Comments 8: Figure 12. There is a mismatch in isolates naming as in Figure TR4 and TR5, but in the text, you used TR04 and TR05, please make consistency in the text (Results section 3.5, Discussion and Conclusion) and figure legends. 

Response 8: Figure corrected.

 

Comments 9: Figure 13. If you want to provide the antagonistic activity of Trichoderma strains, then why only one isolate, J5021, presented? I suggest you can select the 8-day growth inhibition and show all four isolates for better consistency with Figure 12. 

Response 9: Figure 12 was changed to show the growth inhibition of all four isolates at Day 8.

 

Comments 10: L387, please correct the duplication of references [42,44,44].

Response 10: Corrected.  

Reviewer 2 Report

Comments and Suggestions for Authors

I have no major concerns and recommend it for publication.

Author Response

Comment: I have no major concerns and recommend it for publication.

Reply: Thank you.

Reviewer 3 Report

Comments and Suggestions for Authors

All the letters marked on the bar chart need to be thoroughly checked. Please note that identical letters indicate insignificant differences. For example, C and J5013/3 in Figure 11, as well as Figures 12C and TR5, seem to reach a significant level.
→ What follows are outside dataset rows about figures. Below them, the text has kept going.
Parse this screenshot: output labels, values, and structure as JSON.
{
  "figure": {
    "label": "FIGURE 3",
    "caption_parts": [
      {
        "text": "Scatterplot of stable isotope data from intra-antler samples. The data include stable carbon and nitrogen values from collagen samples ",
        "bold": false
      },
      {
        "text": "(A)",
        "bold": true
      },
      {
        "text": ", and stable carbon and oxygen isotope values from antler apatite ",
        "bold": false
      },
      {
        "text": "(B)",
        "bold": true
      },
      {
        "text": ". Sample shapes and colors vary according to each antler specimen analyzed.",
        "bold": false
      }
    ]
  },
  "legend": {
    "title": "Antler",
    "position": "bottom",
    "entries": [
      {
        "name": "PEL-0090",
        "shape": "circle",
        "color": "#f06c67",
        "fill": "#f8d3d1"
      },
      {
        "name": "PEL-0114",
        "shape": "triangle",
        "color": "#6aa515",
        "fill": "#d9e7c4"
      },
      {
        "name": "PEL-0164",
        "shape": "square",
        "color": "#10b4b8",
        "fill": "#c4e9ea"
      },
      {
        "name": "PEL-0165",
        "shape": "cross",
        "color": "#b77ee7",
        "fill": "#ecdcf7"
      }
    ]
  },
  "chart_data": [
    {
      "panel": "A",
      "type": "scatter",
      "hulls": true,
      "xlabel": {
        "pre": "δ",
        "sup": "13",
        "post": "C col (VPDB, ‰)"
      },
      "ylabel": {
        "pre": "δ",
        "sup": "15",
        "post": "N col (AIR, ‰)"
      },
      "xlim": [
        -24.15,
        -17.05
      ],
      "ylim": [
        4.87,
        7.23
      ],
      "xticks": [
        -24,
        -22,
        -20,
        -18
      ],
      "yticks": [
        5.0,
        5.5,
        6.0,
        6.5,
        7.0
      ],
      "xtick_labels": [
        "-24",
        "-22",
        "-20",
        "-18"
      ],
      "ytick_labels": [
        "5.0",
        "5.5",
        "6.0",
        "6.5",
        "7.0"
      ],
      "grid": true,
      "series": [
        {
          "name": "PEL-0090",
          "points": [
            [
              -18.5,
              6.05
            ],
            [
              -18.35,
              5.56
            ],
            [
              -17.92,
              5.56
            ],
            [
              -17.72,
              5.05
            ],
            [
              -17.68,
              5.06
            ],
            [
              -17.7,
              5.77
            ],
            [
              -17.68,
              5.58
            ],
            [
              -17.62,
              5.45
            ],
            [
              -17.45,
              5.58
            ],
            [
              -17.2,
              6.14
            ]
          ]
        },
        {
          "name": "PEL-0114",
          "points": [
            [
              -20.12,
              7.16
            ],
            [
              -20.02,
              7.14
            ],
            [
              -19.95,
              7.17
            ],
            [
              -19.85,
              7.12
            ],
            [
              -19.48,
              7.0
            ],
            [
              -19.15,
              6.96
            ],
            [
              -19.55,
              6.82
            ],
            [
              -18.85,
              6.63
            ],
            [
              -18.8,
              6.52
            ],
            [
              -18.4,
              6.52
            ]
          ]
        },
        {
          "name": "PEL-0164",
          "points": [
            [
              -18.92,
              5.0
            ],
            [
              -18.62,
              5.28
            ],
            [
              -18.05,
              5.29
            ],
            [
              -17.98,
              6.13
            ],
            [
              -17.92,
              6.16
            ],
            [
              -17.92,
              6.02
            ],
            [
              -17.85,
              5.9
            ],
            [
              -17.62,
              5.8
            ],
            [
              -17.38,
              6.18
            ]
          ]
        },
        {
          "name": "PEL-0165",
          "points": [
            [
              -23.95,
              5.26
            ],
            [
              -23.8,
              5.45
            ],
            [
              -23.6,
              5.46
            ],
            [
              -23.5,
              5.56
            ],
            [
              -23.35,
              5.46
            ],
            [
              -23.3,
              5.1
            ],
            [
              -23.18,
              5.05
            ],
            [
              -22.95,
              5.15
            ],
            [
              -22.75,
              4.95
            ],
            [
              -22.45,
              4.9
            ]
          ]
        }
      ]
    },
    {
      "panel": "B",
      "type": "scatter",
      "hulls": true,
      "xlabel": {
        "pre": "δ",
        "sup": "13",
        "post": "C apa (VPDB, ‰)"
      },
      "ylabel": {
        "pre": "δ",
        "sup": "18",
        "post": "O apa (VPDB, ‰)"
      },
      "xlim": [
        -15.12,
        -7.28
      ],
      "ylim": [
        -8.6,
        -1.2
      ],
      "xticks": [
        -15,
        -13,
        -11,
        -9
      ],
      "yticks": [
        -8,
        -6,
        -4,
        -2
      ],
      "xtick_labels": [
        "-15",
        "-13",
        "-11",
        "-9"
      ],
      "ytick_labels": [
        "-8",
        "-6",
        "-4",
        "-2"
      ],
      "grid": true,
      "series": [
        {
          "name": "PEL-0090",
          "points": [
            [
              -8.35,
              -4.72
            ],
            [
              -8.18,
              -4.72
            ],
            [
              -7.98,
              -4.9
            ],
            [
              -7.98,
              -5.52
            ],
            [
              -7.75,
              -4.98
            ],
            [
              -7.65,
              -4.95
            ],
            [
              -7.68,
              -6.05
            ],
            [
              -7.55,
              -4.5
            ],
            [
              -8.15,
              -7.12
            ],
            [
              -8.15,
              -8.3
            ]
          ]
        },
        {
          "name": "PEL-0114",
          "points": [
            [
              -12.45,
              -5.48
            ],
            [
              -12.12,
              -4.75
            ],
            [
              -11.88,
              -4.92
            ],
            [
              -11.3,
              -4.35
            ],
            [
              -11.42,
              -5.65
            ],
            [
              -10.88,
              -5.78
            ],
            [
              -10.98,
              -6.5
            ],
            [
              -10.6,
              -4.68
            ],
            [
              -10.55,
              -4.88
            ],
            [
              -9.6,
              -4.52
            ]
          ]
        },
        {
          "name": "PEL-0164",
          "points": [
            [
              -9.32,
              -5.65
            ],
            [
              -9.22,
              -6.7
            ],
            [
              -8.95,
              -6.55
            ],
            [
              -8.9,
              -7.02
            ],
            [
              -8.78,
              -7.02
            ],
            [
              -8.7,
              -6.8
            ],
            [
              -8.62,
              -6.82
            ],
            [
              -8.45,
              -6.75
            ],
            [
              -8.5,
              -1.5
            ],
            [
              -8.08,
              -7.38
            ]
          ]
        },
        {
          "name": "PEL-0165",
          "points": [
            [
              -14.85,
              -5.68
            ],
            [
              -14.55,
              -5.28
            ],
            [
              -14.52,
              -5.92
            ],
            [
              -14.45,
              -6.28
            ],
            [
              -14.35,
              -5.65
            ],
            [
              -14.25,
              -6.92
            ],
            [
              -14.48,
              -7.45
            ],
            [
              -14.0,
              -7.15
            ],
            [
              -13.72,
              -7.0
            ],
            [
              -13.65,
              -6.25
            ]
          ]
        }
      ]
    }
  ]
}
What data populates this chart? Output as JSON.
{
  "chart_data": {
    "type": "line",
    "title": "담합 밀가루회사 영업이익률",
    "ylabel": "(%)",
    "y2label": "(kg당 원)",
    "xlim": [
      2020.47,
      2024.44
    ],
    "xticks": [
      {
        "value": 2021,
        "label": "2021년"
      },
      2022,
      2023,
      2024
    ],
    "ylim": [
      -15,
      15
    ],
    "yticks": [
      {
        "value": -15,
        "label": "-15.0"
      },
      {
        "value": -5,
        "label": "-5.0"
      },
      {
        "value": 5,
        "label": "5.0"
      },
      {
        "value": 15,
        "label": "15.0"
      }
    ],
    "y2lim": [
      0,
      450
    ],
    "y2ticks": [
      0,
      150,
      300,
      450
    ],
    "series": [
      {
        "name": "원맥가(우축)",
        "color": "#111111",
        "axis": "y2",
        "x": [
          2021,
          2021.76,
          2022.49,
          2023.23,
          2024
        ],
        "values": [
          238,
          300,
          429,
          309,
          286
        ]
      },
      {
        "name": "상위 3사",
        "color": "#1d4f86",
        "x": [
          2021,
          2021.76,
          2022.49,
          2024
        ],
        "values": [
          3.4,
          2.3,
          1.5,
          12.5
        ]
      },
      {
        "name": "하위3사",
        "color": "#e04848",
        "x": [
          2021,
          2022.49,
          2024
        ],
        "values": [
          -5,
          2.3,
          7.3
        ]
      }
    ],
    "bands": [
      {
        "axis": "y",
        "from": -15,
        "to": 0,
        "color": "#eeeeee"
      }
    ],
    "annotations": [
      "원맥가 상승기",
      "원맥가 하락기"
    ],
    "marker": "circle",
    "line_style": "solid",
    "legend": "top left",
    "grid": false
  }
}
Figure 14 is still unclear and cannot distinguish the hyphae of the two fungi. Suggest replacing the image or removing it.

Author Response

Comments 1: All the letters marked on the bar chart need to be thoroughly checked. Please note that identical letters indicate insignificant differences. For example, C and J5013/3 in Figure 11, as well as Figures 12C and TR5, seem to reach a significant level.

Reply: Since the assumptions of parametric tests (such as normality and homogeneity of variance) were not met, we conducted pairwise comparisons using the non-parametric Mann–Whitney U test. While visual inspection of the error bars suggests apparent differences between groups (most of the p values are very close to the 0.05 threshold), we now include the exact p-values of these comparisons to support validity of our claims.

Fig 11.:

C vs. J513/3 p=0.058

C vs. J5017 p=0.053

Fig. 12.:

J513/3 Day 8: C vs. TR05 p=0.076

J513/3 Day 10: C vs. TR05 p=0.066

J5017 Day 8: C vs. TR05 p=0.054

J5017 Day 10: C vs. TR05 p=0.072

J5011 Day 8: C vs. TR05 p=0.076

J5011 Day 10: C vs. TR05 p=0.066

J5021 Day 8: C vs. TR05 p=0.098

 

The threshold values (p < 0.05) were added to the Figure Legends.

 

Comments 2: Figure 14 is still unclear and cannot distinguish the hyphae of the two fungi. Suggest replacing the image or removing it. 

Reply: We could not improve the resolution, thus the figure is now removed.